Indeed, McCormick Place and any spinoff projects may end up being the linchpin for agreements ranging from the surcharge to the budget.
Daley forces are also seeking help in the development of a downtown circulator trolley system and may also try to gain legislative assistance in the city`s negotiations with Commonwealth Edison over a new utility franchise agreement and, possibly, direct appointment of the Chicago Board of Education. Legislation involving a constitutional fix of Chicago school reform is also a bargaining chip for suburban and Downstate votes. The schools need a new system to elect local school councils and some fine-tuning of the reform law. And they also need some cash assistance to make up for an ever-changing deficit.
Cook County Board President Richard Phelan also has an agenda, seeking an extensive increase in some county fees to make some government operations more self-sustaining. And the county is pushing for a special cost-assessment program at County Hospital to gain more federal funds for treating the poor.
But those Democratic-backed initiatives invite the inevitable bartering of Republicans who have a suburban agenda highlighted by the imposition of limits on skyrocketing property tax increases-something Madigan opposes. GOP suburbanites also are pushing the continuation of the double deduction of property taxes from state income taxes against a Democratic assault.
Transportation improvements in the suburbs are also highly valued by Republicans. Senators have already backed a southern extension of the North-South Tollway to Interstate Highway 80 near Joliet and Republicans may want to use that plan to extend the route north or authorize the construction of the Fox Valley Tollway. Madigan, however, has raised his repeated condition that any new tollway construction also include the toll highway authority`s takeover of the Chicago Skyway.

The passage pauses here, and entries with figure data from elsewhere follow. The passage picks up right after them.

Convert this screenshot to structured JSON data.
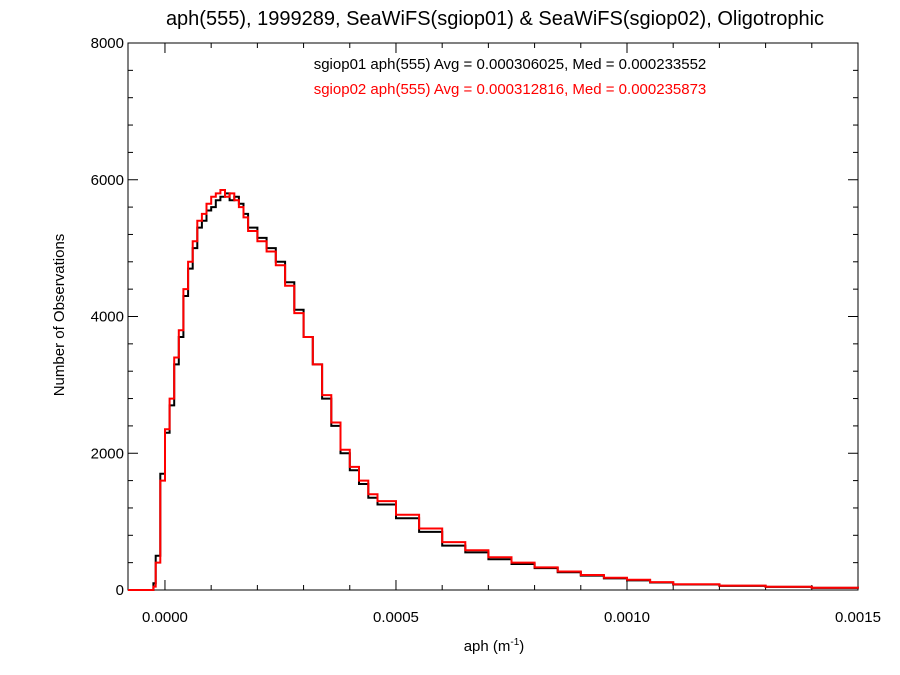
{
  "chart_data": {
    "type": "line",
    "title": "aph(555), 1999289, SeaWiFS(sgiop01) & SeaWiFS(sgiop02), Oligotrophic",
    "xlabel_main": "aph (m",
    "xlabel_sup": "-1",
    "xlabel_end": ")",
    "ylabel": "Number of Observations",
    "xlim": [
      -8e-05,
      0.0015
    ],
    "ylim": [
      0,
      8000
    ],
    "x_ticks": [
      0.0,
      0.0005,
      0.001,
      0.0015
    ],
    "x_tick_labels": [
      "0.0000",
      "0.0005",
      "0.0010",
      "0.0015"
    ],
    "y_ticks": [
      0,
      2000,
      4000,
      6000,
      8000
    ],
    "y_tick_labels": [
      "0",
      "2000",
      "4000",
      "6000",
      "8000"
    ],
    "grid": false,
    "x": [
      -8e-05,
      -4e-05,
      -2.5e-05,
      -2e-05,
      -1e-05,
      0.0,
      1e-05,
      2e-05,
      3e-05,
      4e-05,
      5e-05,
      6e-05,
      7e-05,
      8e-05,
      9e-05,
      0.0001,
      0.00011,
      0.00012,
      0.00013,
      0.00014,
      0.00015,
      0.00016,
      0.00017,
      0.00018,
      0.0002,
      0.00022,
      0.00024,
      0.00026,
      0.00028,
      0.0003,
      0.00032,
      0.00034,
      0.00036,
      0.00038,
      0.0004,
      0.00042,
      0.00044,
      0.00046,
      0.0005,
      0.00055,
      0.0006,
      0.00065,
      0.0007,
      0.00075,
      0.0008,
      0.00085,
      0.0009,
      0.00095,
      0.001,
      0.00105,
      0.0011,
      0.0012,
      0.0013,
      0.0014,
      0.0015
    ],
    "series": [
      {
        "name": "sgiop01",
        "color": "#000000",
        "values": [
          0,
          0,
          100,
          500,
          1700,
          2300,
          2700,
          3300,
          3700,
          4300,
          4700,
          5000,
          5300,
          5400,
          5550,
          5600,
          5700,
          5750,
          5800,
          5700,
          5750,
          5650,
          5500,
          5300,
          5150,
          5000,
          4800,
          4500,
          4100,
          3700,
          3300,
          2800,
          2400,
          2000,
          1750,
          1550,
          1350,
          1250,
          1050,
          850,
          650,
          550,
          450,
          380,
          320,
          260,
          210,
          170,
          140,
          110,
          80,
          60,
          45,
          30,
          20
        ]
      },
      {
        "name": "sgiop02",
        "color": "#ff0000",
        "values": [
          0,
          0,
          50,
          400,
          1600,
          2350,
          2800,
          3400,
          3800,
          4400,
          4800,
          5100,
          5400,
          5500,
          5650,
          5750,
          5800,
          5850,
          5750,
          5800,
          5700,
          5600,
          5450,
          5250,
          5100,
          4950,
          4750,
          4450,
          4050,
          3700,
          3300,
          2850,
          2450,
          2050,
          1800,
          1600,
          1400,
          1300,
          1100,
          900,
          700,
          580,
          480,
          400,
          330,
          270,
          220,
          180,
          150,
          115,
          85,
          65,
          48,
          32,
          22
        ]
      }
    ],
    "annotations": [
      {
        "text": "sgiop01 aph(555) Avg = 0.000306025, Med = 0.000233552",
        "color": "#000000"
      },
      {
        "text": "sgiop02 aph(555) Avg = 0.000312816, Med = 0.000235873",
        "color": "#ff0000"
      }
    ]
  }
}
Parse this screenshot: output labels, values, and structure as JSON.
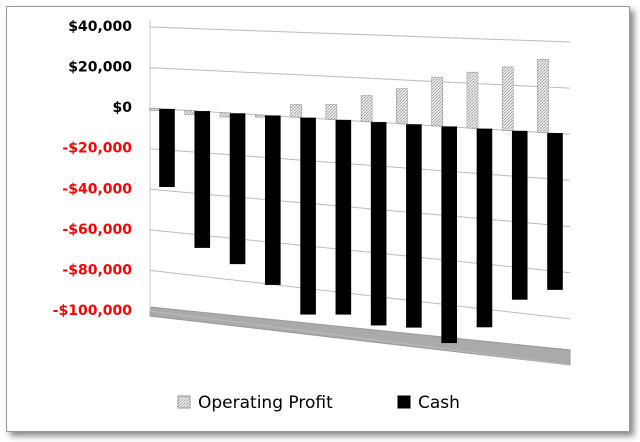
{
  "chart_data": {
    "type": "bar3d",
    "categories": [
      null,
      null,
      null,
      null,
      null,
      null,
      null,
      null,
      null,
      null,
      null,
      null
    ],
    "series": [
      {
        "name": "Operating Profit",
        "color": "#d0d0d0",
        "values": [
          -1000,
          -2000,
          -2000,
          -1000,
          6000,
          7000,
          12000,
          16000,
          22000,
          25000,
          28000,
          32000
        ]
      },
      {
        "name": "Cash",
        "color": "#000000",
        "values": [
          -38000,
          -66000,
          -72000,
          -80000,
          -92000,
          -90000,
          -93000,
          -92000,
          -97000,
          -88000,
          -74000,
          -68000
        ]
      }
    ],
    "ylim": [
      -100000,
      40000
    ],
    "yticks": [
      {
        "value": 40000,
        "label": "$40,000"
      },
      {
        "value": 20000,
        "label": "$20,000"
      },
      {
        "value": 0,
        "label": "$0"
      },
      {
        "value": -20000,
        "label": "-$20,000"
      },
      {
        "value": -40000,
        "label": "-$40,000"
      },
      {
        "value": -60000,
        "label": "-$60,000"
      },
      {
        "value": -80000,
        "label": "-$80,000"
      },
      {
        "value": -100000,
        "label": "-$100,000"
      }
    ],
    "negative_tick_color": "#ff0000",
    "grid": true
  }
}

Northwest suburban Republicans also are pressing for legislative approval of $20 million in civic center funding for an International Civic Center-a plan Edgar opposes and one that would need Democratic backing.
Collar-county legislators also would like to obtain the old E.J.& E. right-of-way in the western suburbs for a possible north-south rail commuter line.
That all leaves Downstate lawmakers looking at their traditional list of local public works projects, with McCormick Place the motivating force.
”We`re not arguing with McCormick Place on its merits,” said Sen. Vince Demuzio, the architect of the Downstate projects counteroffer.
”To describe what we`re doing as pork-I just object to that.”